A star known as KIC 8462852, according to Wikipedia, is:
between the constellations Cygnus and Lyra, approximately 454 parsecs (~1481 light years) from Earth. In September 2015, several astronomers published a paper analyzing the peculiar light output of the star. Measuring light fluctuations is a common way of detecting planets orbiting distant stars. However, this star had several extraordinarily peculiar results. Its light output was found to be consistent with a large mass (or many small masses together) orbiting the star in “tight formation”, which lead to a series of peculiar hypotheses.
Peculiar hypotheses? Yes. Wikipedia says:
Researchers think the most likely explanation for the star’s odd reduction in light is due to a large dust cloud of broken up comets orbiting the star elliptically. … Other explanations for the star’s dip in luminosity as measured by the Kepler space telescope could be due to the star recently capturing an asteroid field, or from a temporary debris field caused by a massive planetary impact.
Then it gets interesting:
Other speculations have been proposed. Some astronomers think these observations are consistent with mega structures made by alien civilizations, such as Dyson spheres. SETI astronomers plan to examine the star’s radio frequencies to look for potential signs of unnatural activity indicative of intelligent extraterrestrial life. [Bold font added by us.]
The press has become interested. London’s Daily Mail has this headline: Have researchers discovered an alien MEGASTRUCTURE? ‘Bizarre’ star could be surrounded by a Dyson sphere built by extraterrestrials, researchers claim. It’s fun to read, but we’ll leave that to you.
Things like this provoke the Discovery Institute to demonstrate their awesome analytical powers. Look what just showed up at their creationist blog: Seeking Alien “Megastructures” Around a Puzzling Star, Astronomers Debate Intelligent Design.

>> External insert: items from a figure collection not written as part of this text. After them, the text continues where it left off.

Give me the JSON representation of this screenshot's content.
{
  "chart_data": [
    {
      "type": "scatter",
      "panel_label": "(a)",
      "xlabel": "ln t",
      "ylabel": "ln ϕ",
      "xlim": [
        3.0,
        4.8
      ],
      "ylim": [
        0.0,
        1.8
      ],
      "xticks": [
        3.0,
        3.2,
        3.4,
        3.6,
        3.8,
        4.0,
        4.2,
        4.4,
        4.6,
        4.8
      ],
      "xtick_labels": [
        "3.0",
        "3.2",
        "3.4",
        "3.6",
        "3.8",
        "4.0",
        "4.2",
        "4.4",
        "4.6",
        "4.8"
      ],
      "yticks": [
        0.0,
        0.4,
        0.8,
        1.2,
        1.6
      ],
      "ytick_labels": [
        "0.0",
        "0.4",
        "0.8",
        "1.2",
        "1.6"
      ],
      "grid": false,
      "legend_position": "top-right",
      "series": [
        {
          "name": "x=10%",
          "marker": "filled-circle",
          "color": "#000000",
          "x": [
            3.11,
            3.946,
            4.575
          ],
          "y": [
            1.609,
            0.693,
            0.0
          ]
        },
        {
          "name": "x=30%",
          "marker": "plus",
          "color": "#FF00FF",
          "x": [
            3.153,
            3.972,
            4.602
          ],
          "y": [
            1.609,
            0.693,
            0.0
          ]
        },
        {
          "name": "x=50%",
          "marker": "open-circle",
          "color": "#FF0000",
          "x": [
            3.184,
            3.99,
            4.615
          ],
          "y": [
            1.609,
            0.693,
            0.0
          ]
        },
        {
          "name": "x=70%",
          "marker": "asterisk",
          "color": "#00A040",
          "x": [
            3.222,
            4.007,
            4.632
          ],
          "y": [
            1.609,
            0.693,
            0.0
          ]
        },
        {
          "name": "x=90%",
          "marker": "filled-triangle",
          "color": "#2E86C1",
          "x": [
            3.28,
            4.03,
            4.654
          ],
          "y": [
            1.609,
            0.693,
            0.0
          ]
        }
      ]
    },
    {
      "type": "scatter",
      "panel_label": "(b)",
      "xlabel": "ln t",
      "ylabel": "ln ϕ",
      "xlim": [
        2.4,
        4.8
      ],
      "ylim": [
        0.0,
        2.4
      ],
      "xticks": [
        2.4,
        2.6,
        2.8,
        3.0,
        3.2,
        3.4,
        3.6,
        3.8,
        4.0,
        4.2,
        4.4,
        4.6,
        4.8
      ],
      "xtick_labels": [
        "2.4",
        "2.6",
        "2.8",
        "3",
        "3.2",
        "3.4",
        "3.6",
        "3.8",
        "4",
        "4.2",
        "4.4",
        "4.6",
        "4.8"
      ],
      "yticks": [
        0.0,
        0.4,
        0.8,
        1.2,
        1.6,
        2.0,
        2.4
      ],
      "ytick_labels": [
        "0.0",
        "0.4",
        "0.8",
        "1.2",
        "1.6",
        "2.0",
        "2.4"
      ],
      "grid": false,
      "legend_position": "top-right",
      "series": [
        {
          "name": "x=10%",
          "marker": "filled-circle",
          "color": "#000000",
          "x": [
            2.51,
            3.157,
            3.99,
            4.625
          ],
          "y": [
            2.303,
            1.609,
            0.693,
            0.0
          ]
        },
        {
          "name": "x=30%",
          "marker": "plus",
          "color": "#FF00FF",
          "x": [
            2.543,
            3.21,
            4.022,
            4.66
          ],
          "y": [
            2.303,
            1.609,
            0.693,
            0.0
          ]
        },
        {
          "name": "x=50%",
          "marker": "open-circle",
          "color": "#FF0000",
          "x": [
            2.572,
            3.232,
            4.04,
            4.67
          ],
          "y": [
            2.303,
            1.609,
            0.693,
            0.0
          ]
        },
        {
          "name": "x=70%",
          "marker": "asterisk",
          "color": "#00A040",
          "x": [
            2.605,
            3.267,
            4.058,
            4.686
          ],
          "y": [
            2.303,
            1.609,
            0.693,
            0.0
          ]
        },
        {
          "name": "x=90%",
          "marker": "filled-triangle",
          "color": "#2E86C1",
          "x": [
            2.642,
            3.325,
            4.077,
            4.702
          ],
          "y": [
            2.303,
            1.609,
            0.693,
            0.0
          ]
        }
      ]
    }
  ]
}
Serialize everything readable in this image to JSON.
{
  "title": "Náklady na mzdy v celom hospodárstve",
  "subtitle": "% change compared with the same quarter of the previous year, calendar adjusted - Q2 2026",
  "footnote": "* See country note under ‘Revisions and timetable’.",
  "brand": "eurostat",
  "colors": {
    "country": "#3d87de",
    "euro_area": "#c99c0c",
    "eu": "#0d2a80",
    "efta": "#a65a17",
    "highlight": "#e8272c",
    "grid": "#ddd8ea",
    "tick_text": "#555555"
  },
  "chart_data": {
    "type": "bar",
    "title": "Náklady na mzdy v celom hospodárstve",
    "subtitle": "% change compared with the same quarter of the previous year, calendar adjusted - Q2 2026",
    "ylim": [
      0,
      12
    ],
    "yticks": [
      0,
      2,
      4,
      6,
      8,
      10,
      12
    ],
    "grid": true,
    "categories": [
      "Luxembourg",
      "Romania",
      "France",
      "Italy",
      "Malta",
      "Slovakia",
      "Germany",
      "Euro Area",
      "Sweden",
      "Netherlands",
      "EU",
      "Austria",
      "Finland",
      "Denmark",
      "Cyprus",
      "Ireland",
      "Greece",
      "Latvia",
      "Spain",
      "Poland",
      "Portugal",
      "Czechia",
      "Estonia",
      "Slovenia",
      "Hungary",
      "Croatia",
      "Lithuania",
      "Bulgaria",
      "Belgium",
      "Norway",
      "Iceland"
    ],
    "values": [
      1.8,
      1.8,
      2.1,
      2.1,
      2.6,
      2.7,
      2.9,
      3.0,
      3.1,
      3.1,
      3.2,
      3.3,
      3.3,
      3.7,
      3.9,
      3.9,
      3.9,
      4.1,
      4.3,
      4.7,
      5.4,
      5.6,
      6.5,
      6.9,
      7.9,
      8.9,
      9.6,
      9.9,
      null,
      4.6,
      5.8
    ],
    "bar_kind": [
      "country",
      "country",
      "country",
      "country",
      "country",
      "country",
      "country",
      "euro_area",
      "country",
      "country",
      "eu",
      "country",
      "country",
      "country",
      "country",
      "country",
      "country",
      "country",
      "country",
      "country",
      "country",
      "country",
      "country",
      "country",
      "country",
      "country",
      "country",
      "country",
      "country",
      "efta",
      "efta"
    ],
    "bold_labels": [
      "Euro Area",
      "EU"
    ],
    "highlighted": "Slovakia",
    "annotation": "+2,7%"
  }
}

Astronomers are debating intelligent design? Who, you’re wondering, wrote this Discoveroid post? They assigned the task to one of their best minds — David Klinghoffer, a Discoveroid “senior fellow” (i.e., flaming, full-blown creationist), who eagerly functions as their journalistic slasher and poo flinger. He says, with bold font added by us for emphasis:
A fascinating article for The Atlantic describes a disagreement among astronomers over intelligent design.
The Atlantic? Yes, that’s Klinghoffer’s source. Here’s their article: The Most Mysterious Star in Our Galaxy. Is it really about intelligent design? No, not really. Klinghoffer admits:
Though the phrase isn’t used, it’s clearly about design detection and when such a determination is legitimately triggered.
It’s amazing that the Discoveroids can not only detect intelligent design when no one else does, they can also detect when their “theory” is being used, even though the people alleged to be using it are unaware that they are doing so. Klinghoffer quotes from the article and then explains it to his readers:
The problem is simple. A young star could have such a “mess” of matter circling it but a middle-ages star would not — the mess would have since been hoovered up. KIC 8462852 is not young but middle-aged, so what is that stuff? One group of scientists, led by Yale postdoc Tabetha Boyajian, sorted through a variety of natural explanations — “blind nature” — all unsatisfactory, until they settled on one they could accept:
What explanation did they settle on? Klinghoffer gives us this quote from the article:
If another star had passed through the unusual star’s system, it could have yanked a sea of comets inward. Provided there were enough of them, the comets could have made the dimming pattern.
Then he mentions one other explanation:
But astronomer Jason Wright at Penn State begs to differ. Reluctantly, he’s ready to consider the hypothesis that what they’re looking at is alien technology — orbiting “megastructures” build to capture energy from TK. … Wright considers the design inference a last resort: “the very last hypothesis you consider.” But not out of the question, and worth testing by a closer inspection.
That’s enough to get Klinghoffer’s Discoveroid juices flowing. He says:
SETI, the Search for Extraterrestrial Intelligence, has long sought such evidence of intelligent life elsewhere in the universe. Could this be it? I have no idea. The point to take away is that what these scientists are doing is practicing the science of intelligent design — the detection and identification of intelligence and its residues, sorting natural processes from purposeful ones, distinguishing “blind nature” from directed, goal-driven activity resulting in unmistakable artifacts.
The Discoveroids have previously claimed that SETI is using their “theory” of intelligent design — see Discoveroids: SETI and Intelligent Design. Now they’re doing it again. Klinghoffer concludes with this:
It’s ID. Precisely that. It’s testable. And it’s science.
So there you are. If KIC 8462852 is evidence of intelligent aliens, it supposedly validates the Discoveroids’ “theory” of intelligent design. And that means the designer — blessed be he! — made the universe, life, and you.